If there’s a year not to be a dairy farmer, 2018 is it.
2019?
2020?
They could be even worse.
“Farmers ask me whether they’ll ever see $20 milk again, and I say, ‘Oh course,’ said Cornell Cooperative Extension Dairy Specialist Dave Balbian.
“But it might be four or five years…and by then, the cost of production and everything else will be up too. So will we see $20 milk? Absolutely. But the truth probably won’t be the answer they want to hear.”
Dairy prices have been in the gutter for the last three or four years with things so bad in February that handlers including Agri-Mark sent out letters in milk checks sharing suicide prevention hotline phone numbers.
“Most farmers are doing what they can to minimize their losses with their day-to-day decisions,” Mr. Balbian said, “but just about everyone’s losing money. We’re seeing a lot of auctions from people who’ve decided to get out.”
But that can be a difficult decision to make both for emotional reasons and for financial ones and when farmers try to wait it out, they find their cows are worth less than they were even six months ago and their machinery is worthless.
“The waiting game…it’s a Catch 22,” Mr. Balbian said, and even more so for farmers who decide it’s their best option is to try to make more money by making more milk, because even that isn’t without consequence.
“One thing that’s different this time is that there are few if any options for where you sell your milk,” Mr. Balbian said. “It’s almost that if you have a market, you feel fortunate. No one’s taking on any more milk.”
It’s not quite all doom and gloom, though.
Overall, United States exports have been good and consumption of whole milk, cheese, yogurt, and ice cream are up as well.
There’s also a place for increasingly specific niche marketing; the list is long enough to make your head spin: conventional milk, organic milk, grassfed milk; grassfed, organic milk; GMO-free milk and now, A2 milk.
“It’s all in the marketing,” Mr. Balbian said, with the implication that if, for example, GMO-free milk is good, any milk that doesn’t carry that label must be bad.
“All milk is GMO-free,” Mr. Balbian said. “Most people probably don’t know what GMO means. But it’s a way to market milk,” that sometimes brings producers a premium.
“There are a lot of additional costs involved, but clearly, they’re not going to do it unless there’s some money to be made. Still, I don’t know how much more the market can be segmented.”
In Washington, Congress continues to debate the Farm Bill, which could have all sorts of consequences for dairy farmers.
One of the most important, Mr.
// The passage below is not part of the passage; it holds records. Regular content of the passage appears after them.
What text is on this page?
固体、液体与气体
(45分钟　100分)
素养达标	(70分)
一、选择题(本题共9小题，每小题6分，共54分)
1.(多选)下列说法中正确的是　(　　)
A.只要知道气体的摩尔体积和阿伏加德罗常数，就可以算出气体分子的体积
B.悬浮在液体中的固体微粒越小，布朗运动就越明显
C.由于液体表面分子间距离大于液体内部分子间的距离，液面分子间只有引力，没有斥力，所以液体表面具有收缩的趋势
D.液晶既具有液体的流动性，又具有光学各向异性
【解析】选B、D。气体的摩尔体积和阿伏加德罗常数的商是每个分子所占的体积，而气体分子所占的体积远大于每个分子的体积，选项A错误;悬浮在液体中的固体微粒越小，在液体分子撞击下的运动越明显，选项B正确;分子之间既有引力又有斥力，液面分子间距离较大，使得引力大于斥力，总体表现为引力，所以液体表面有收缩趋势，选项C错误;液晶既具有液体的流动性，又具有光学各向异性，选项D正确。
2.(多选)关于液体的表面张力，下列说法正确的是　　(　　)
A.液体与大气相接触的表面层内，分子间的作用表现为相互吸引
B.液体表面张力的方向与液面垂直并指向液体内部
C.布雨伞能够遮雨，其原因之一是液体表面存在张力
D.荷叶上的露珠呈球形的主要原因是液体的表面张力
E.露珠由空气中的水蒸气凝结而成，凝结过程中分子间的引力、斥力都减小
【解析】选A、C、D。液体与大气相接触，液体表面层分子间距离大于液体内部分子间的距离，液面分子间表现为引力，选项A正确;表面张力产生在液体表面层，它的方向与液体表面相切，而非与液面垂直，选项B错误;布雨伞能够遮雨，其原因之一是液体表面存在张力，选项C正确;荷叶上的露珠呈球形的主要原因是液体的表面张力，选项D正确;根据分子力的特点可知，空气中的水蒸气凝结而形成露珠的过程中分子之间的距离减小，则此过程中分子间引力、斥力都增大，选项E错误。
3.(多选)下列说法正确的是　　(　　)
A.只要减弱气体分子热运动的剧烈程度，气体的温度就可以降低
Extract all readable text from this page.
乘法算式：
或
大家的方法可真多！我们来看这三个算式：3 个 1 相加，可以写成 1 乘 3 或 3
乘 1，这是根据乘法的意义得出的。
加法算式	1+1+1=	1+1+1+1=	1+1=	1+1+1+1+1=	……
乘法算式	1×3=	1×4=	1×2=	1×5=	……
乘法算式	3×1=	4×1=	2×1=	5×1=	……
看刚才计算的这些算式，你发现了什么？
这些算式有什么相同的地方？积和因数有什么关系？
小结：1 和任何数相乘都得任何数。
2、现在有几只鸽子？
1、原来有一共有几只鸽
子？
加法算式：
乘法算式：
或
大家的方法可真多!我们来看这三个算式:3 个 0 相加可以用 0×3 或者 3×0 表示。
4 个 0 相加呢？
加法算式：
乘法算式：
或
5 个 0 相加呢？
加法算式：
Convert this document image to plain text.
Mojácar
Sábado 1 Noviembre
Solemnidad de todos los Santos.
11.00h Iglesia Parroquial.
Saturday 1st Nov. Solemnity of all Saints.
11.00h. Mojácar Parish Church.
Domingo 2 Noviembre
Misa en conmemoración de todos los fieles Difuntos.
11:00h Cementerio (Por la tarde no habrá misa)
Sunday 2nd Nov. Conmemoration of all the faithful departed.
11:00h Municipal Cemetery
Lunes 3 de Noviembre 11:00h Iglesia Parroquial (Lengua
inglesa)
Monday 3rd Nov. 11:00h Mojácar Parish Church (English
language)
Balbian said, is the United States’ relationship with Mexico.
“Few people realize that Mexico is the number one importer of dairy products from the US,” he said, “but our relationship with Mexico isn’t the best right now. The European Union has been talking to Mexico…if things really turn sour, the price of milk here could drop overnight. It could make what farmers are getting now look like great money.”
Mr. Balbian said he has no doubt that the market will sort itself out, but who’ll be left standing is les clear.
When prices are good, he said, super-sized dairies stand to make a lot of money; when prices fall, though, their income can crash; the 75-cow farm with an off-farm income health insurance and no debt could be the most resilient in the short-term.
“The last time things were this bad was 2009,” Mr. Balbian added. “They’re not quite that bad—yet—but we’ve been in this trough for so long…Things are piling up.”